日本のマスコミには、宗教団体の広告が掲載されることは少なかったが、ここにきて、宗教団体のイメージ広告や、イベントを直接的に扱う広告が目立つようになってきている。その一例が2009年1月29日の朝日新聞朝刊に掲載された阿含宗のイベント広告。テレビ・新聞ともに広告収入が激減する中、「苦肉の策なのでは」との声も出ている。
これまで、大手新聞社やテレビ局は、宗教団体の広告掲載・放送にはきわめて抑制的で、せいぜい創価学会の出版部門である「聖教新聞社」名義で関連書籍の広告が掲載されるか、「潮」「第三文明」といった関連会社の書籍広告が掲載されるのが目立つ程度だった。
日本新聞協会の「新聞広告掲載基準」には宗教団体による広告に関する記載はないが、例えば西日本新聞社(福岡市)の場合は
「宗教団体の広告は、内容、表現が妥当と認められたものに限り掲載します。ただし、次の事項に該当するものは掲載しません」
とあり、掲載しないものとして「信仰による利益を著しく強調したもの」「読者に不安感を与えるもの」「勢力拡大を標ぼうするもの」「布教宣伝にかかわるもの」など9項目が記載されている。
このため、各社とも宗教団体の広告掲載には慎重で、せいぜい、毎日新聞が09年11月18日に、「核兵器のある今日から、核兵器のない明日へ」と題する創価学会の全15段のカラー広告を掲載したのが目立つぐらいだ。11月18日は、創価学会の創立記念日にあたるが、毎日新聞は08年にも7段のカラー広告を掲載している。

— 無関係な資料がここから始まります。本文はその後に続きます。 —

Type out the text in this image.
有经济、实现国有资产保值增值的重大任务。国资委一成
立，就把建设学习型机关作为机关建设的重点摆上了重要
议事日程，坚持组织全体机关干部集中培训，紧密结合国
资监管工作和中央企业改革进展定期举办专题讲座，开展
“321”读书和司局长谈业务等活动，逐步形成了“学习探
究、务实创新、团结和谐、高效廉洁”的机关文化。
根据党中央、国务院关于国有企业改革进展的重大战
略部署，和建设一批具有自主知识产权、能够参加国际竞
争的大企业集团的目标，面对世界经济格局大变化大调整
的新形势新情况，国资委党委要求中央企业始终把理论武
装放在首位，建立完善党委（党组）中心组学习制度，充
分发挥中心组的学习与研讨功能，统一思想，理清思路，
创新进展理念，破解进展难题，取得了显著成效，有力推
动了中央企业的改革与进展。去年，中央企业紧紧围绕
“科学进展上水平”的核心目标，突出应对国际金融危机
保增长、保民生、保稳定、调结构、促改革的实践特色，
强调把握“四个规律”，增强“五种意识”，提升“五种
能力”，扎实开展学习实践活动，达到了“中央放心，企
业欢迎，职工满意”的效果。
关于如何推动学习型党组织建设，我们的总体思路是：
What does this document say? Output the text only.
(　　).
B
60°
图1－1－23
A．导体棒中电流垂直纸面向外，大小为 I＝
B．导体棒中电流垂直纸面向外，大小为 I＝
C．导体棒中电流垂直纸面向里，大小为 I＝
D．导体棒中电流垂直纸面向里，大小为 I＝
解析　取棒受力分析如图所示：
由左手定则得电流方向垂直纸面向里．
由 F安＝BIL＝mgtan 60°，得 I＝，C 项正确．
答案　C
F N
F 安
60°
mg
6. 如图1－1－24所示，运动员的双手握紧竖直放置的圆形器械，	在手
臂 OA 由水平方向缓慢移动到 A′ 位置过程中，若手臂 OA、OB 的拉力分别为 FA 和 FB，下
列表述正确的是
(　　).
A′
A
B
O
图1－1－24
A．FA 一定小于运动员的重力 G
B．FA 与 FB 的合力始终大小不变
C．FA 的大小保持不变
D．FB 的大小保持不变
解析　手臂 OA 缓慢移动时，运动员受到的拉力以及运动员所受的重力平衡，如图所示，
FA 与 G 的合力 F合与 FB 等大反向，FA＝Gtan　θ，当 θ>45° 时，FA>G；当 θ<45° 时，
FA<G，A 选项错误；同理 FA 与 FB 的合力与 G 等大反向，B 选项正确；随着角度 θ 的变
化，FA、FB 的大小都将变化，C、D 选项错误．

ところがここにきて、毎日新聞以外の新聞に、別の宗教団体の広告が掲載され、波紋を広げそうだ。広告を掲載したのは仏教系の新興宗教「阿含宗」(京都市)で、掲載されたのは2009年1月29日の朝日新聞朝刊。カラーで、1ページ全部を使い、阿含宗のイベント「阿含の星まつり」をPRするものだ。
阿含宗は1978年に創立され、最近は広告や出版にも力を入れている。最近で全国メディアに露出した例では、「週刊新潮」09年4月2日号のグラビアページに、「星まつり」の様子を特集する企画広告が3ページにわたって掲載された例などがある。さらに、朝日新聞に掲載された広告によると、2月11日に行われる「星まつり」は、全国のU局9局で生放送、4局で録画放送されるという。阿含宗がテレビ・雑誌・新聞ともにPR活動に力を入れていることがうかがえるが、やはり全国紙に全面広告が掲載されるのは異例だ。業界内では、「広告収入が減少する中、宗教団体は貴重なクライアントなのでは」との指摘も根強いが、朝日新聞社広報部では、
「弊社の広告掲載基準や、個々の広告掲載の経緯、今後の広告掲載方針は公表しておりません」
と、広告掲載の狙いについて口を閉ざしている。
また、前出の創価学会についても、「これまでは地方局中心だったテレビCMが、キー局でも『解禁』になるのでは」との観測もある。ただし、創価学会広報室では「その種のご質問にはお答えしておりません」とのみコメントしている。
09年8月の衆院総選挙の際には、「幸福の科学」傘下の「幸福実現党」が各メディアに大量の広告を出稿し、各テレビ局は対応に苦慮した末にオンエアに踏み切ったローカル局もある。今後も、メディアと宗教団体との距離感が問われることになりそうだ。